Overheard at this year’s Coachella Music Festival: “I was so done with mash-ups, but then I heard Girl Talk.”
The sentiment is understandable. Ever since the mash-up’s coming-out party in 2002, the musical subgenre that cuts a song into another of a contrasting style has been nearly played out — to the extent that MTV organized a legal mash-up album of Jay-Z and Linkin Park songs.
It’s all part of a natural coming of age for mash-ups, an underground art form existing amid a commercial society. Girl Talk, a.k.a. Gregg Gillis, is the ideal ambassador/DJ/producer to revive the relevance and exuberance of the mash-up with “Night Ripper,” a 42-minute opus that samples 164 artists.
“I’m not trained on any instruments, so most of my work is guess and check, trial and error,” Gillis said from his native Pittsburgh.
He offered — deep breath — a look at the complexity of his craft.
“I’ll sit down, and I’ll cut up this Elton John piano and have it synced up to a beat,” Gillis said. “… Maybe I’ll throw in a Ciara vocal line tonight at a show. Maybe the next time I’ll try a Wu Tang vocal on it, and I’ll keep it that way for five shows. Then, no, it’s not the right thing.
“Then I try Biggie, and it’s a lockdown. It sounds great. So it’s a slow evolution. Very rarely do I hear music and think it would go well with something else. Randomly one day I was in the car with my girlfriend, and I heard Elton John’s ‘Tiny Dancer,’ and I started rapping a part over it, so I knew I wanted an MC on it. But it took a while to find out which one.”
That Gillis combines Notorious B.I.G. with Elton John is the reason he’s the hottest DJ since MSTRKRFT — and the most marketable mash-up entity since Danger Mouse’s “The Grey Album,” which combined the Beatles’ “White Album” and Jay-Z’s “The Black Album” in 2004.
Fans have responded by taking over Girl Talk shows, jumping onstage and dancing around Gillis as he concentrates on the laptop screens in front of him, never losing the beat.
“I love the pop music nerds and the people who hate rap music but can get down to the album because it’s recontextualized enough so it’s a different entity,” Gillis said.
It’s one thing to cut and paste a mash-up in the controlled atmosphere of a studio. Live, it’s a minor miracle — at least to the uninitiated. Onstage, Gillis performs with a laptop loaded with his samples and cuttings. A simple looping software allows him to position and reposition these elements, switching out a Wu Tang rhyme with a Biggie rhyme, crafting a pop symphony on the fly with only a few keystrokes.

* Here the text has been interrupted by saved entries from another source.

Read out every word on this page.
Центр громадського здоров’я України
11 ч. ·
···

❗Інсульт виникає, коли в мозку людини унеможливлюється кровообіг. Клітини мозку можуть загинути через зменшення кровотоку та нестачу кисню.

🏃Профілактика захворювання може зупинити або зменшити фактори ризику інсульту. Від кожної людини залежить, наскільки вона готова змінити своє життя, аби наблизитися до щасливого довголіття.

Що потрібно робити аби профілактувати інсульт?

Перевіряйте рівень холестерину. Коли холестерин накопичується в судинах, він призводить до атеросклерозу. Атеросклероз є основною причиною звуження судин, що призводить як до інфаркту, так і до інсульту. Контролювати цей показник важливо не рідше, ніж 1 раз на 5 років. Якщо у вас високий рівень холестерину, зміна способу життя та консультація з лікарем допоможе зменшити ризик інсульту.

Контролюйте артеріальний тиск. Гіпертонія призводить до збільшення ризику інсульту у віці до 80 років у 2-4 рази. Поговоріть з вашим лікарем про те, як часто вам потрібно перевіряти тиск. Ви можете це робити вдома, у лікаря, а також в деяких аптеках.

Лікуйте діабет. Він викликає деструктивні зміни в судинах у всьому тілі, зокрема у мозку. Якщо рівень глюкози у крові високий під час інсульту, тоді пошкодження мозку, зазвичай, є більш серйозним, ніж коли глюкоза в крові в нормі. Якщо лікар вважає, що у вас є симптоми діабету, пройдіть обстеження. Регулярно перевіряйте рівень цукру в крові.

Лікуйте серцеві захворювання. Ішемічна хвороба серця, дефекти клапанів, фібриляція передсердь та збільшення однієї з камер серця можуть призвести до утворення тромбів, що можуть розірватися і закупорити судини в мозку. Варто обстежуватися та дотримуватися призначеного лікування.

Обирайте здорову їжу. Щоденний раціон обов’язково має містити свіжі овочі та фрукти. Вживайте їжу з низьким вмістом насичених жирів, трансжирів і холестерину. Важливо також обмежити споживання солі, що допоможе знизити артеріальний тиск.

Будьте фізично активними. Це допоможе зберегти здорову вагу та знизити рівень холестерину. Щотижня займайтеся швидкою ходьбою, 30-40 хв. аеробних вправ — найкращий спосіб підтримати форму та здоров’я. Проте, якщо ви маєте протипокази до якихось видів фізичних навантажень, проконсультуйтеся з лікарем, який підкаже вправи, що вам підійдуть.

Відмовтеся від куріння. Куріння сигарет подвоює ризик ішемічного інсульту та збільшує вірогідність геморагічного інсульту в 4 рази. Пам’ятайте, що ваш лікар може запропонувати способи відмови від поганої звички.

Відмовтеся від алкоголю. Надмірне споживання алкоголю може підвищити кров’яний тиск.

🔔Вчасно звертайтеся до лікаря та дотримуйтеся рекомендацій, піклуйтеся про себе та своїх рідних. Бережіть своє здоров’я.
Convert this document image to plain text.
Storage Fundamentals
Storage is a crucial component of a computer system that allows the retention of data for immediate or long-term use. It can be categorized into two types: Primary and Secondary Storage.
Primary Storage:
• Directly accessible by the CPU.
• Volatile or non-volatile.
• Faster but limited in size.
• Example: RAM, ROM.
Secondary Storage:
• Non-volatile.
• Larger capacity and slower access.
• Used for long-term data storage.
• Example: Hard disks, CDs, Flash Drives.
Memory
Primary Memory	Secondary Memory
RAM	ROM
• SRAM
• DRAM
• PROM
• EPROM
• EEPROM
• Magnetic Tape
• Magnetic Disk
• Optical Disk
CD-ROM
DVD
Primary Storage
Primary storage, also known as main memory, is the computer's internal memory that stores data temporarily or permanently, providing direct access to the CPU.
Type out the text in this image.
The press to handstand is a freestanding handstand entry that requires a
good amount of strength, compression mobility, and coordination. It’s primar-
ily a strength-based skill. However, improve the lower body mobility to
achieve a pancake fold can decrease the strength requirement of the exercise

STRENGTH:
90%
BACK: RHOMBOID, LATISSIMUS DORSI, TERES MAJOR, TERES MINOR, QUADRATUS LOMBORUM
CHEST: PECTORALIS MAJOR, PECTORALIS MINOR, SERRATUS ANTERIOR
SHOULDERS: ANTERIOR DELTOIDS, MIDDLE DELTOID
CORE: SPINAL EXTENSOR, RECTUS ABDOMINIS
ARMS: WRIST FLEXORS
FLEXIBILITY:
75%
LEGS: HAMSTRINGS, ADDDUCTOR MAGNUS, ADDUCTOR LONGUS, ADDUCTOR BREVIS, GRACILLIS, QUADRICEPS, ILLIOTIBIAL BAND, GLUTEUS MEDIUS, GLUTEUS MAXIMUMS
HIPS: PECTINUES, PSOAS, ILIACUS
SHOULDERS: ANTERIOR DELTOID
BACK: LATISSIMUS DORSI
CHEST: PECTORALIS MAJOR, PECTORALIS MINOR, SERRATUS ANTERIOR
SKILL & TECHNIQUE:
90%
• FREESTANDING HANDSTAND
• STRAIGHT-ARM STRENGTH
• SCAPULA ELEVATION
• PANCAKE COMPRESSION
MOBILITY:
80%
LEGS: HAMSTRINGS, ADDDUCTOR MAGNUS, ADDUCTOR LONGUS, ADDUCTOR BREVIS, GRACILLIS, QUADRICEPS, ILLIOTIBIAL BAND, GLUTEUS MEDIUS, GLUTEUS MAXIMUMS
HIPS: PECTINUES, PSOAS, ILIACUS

“Nobody would pay attention to what I was doing until I mixed Wu-Tang with Jefferson Airplane and Nas with Portishead,” Danger Mouse, a.k.a. Brian Burton, told The Post in 2004. “To me, it was just another way of looking at music. Because (‘The Grey Album’) is not Jay-Z on top of the Beatles. I wanted Jay-Z with the Beatles. It was natural, what I was doing at the time musically, but it also was very tedious.”
Girl Talk is picking up where Danger Mouse left off — only this time the jams are dancier. Gillis has played in noise bands since he was 15, experimenting with glitches and tweaks of instruments. His music has steadily grown more accessible, leading to “Night Ripper.”
“I sample very sincerely, even though some people may interpret that I’m doing it as ironic or being corny,” Gillis said. “That concerns me, the ‘I’ word. This is not about irony. A lot of it has nostalgic connections, which is a lot different than being ironic.”
Many among the hipster cognoscenti have labeled Girl Talk’s mixes ironic because of the exuberance with which he selects samples from songs such as Tag Team’s “Whoop There It Is” or Phil Collins’ “Another Day in Paradise.” But his passion for those songs, and others like them, is sincere.
“I’m not poking fun at soft rock or rap,” Gillis said. “But there is some humor in the music — the ‘Tiny Dancer’-Biggie connection, it’s funny while at the same time it’s cool hearing a classic Elton John track with a classic Biggie song. But I don’t want it to seem like I’m poking a joke at the music.”